Qualifying as a Solicitor: What Happens After you Graduate?

Posted by Frank on April 18, 2015 under Studying & Practicing Law, UK Law | Be the First to Comment

If your career goal is to become a solicitor, graduating from university is only the first part of the process. There are further steps you must undertake within the industry in order to qualify to practice as a solicitor.

If this is the path you want to pursue within the legal industry, you will have the following routes open to you after your graduation:

If You Don’t Have a Law Degree

If you are currently studying or have graduated in a subject other than law, then the road to being a solicitor isn’t entirely closed to you. However, your first step after graduating is to return to university and do a law conversion course, in which you will intensively study core areas of the legal system.
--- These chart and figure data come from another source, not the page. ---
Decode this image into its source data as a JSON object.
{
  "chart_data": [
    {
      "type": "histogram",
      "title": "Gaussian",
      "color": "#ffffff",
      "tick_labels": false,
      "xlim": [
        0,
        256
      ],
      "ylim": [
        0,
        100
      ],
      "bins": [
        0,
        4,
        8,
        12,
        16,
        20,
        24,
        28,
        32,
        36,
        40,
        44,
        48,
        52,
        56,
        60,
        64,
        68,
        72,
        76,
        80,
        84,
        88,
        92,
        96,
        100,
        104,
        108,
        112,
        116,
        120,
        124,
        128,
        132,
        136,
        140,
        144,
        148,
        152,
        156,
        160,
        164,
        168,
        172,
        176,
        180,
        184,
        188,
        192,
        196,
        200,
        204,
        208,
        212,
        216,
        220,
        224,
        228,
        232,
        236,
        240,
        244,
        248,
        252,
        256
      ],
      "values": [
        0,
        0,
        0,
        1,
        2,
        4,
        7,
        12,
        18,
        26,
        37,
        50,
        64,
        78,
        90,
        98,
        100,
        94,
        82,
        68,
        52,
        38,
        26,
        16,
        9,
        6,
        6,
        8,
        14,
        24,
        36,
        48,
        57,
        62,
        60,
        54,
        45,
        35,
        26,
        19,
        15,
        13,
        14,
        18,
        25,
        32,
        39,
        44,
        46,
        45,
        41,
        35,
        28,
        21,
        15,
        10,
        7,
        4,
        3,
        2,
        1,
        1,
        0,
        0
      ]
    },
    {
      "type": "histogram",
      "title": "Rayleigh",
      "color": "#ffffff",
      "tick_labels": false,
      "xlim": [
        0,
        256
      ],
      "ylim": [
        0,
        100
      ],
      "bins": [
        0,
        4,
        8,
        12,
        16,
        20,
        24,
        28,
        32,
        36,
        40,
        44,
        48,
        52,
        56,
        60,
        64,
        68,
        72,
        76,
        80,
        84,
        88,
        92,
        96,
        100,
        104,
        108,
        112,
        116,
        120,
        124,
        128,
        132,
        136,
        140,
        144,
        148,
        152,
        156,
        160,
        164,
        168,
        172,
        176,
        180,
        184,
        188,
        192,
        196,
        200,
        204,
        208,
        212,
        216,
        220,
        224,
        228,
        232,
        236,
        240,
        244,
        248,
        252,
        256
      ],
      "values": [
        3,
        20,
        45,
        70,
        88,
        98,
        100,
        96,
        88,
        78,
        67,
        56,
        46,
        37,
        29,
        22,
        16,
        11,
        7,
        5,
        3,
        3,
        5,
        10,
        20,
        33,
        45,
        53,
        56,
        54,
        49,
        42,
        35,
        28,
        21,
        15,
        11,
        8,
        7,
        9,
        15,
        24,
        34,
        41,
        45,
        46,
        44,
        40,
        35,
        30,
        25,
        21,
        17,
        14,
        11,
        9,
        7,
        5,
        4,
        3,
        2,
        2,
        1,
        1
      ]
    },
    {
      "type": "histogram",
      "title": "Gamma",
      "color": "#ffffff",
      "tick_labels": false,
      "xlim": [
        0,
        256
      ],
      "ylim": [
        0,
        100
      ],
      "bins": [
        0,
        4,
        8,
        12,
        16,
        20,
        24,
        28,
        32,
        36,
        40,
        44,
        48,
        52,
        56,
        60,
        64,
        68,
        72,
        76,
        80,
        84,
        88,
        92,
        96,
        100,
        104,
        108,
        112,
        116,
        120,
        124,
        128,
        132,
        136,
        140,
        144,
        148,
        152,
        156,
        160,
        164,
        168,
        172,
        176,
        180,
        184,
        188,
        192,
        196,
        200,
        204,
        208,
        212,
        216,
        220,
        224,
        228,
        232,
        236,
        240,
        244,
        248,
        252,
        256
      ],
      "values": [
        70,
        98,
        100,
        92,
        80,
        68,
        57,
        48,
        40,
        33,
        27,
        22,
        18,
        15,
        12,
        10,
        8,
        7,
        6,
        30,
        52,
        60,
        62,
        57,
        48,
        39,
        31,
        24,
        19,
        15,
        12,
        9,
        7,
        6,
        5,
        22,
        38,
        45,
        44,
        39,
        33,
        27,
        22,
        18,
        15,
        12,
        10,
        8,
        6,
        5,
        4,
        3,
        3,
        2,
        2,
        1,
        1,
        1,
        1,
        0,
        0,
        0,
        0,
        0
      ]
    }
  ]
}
After that, you can then proceed along the road to becoming a solicitor in much the same way as a law graduate.

Legal Practice Course

The first step for law graduates will usually be the Legal Practice Course (LPC). This is a vocational course tailored not just to the law but to the role of practicing solicitors specifically. This step will usually take a year, or can sometimes be taken part-time over a longer period, and will help you develop the skills you will need for your career as a solicitor.

Recognised Training

After completing your LPC, you will move onto a period of recognised training within the legal industry. Usually, this will involve taking on a training contract with a firm and working within the industry as a trainee solicitor. This will allow you to learn about being a solicitor and develop the skills and knowledge you will need for the role on-the-job in a real-world legal practise assisting with genuine cases.

Professional Skills Course

As part of this period of training, you will also complete your Professional Skills Course (PSC). This will be the part of your training period that most closely resembles a formal, academic education. You must complete and pass your PSC in order to qualify as a solicitor and go into practise.

Alternative Means

As part of a drive to provide more flexibility for those who want to pursue a legal career, the concept of “alternative means” was introduced last year. This allows qualification to be granted to people who have gained experience within the legal sector which brings them up to the same standards of knowledge and skill as somebody who has followed the above route in full and completed a training contract. This isn’t really a route that can be relied upon, and so far only one person has qualified through these means. However, for those who may want to pursue a career as a solicitor later but want to enter a different legal position after graduating this is an extra route that may be open in the future.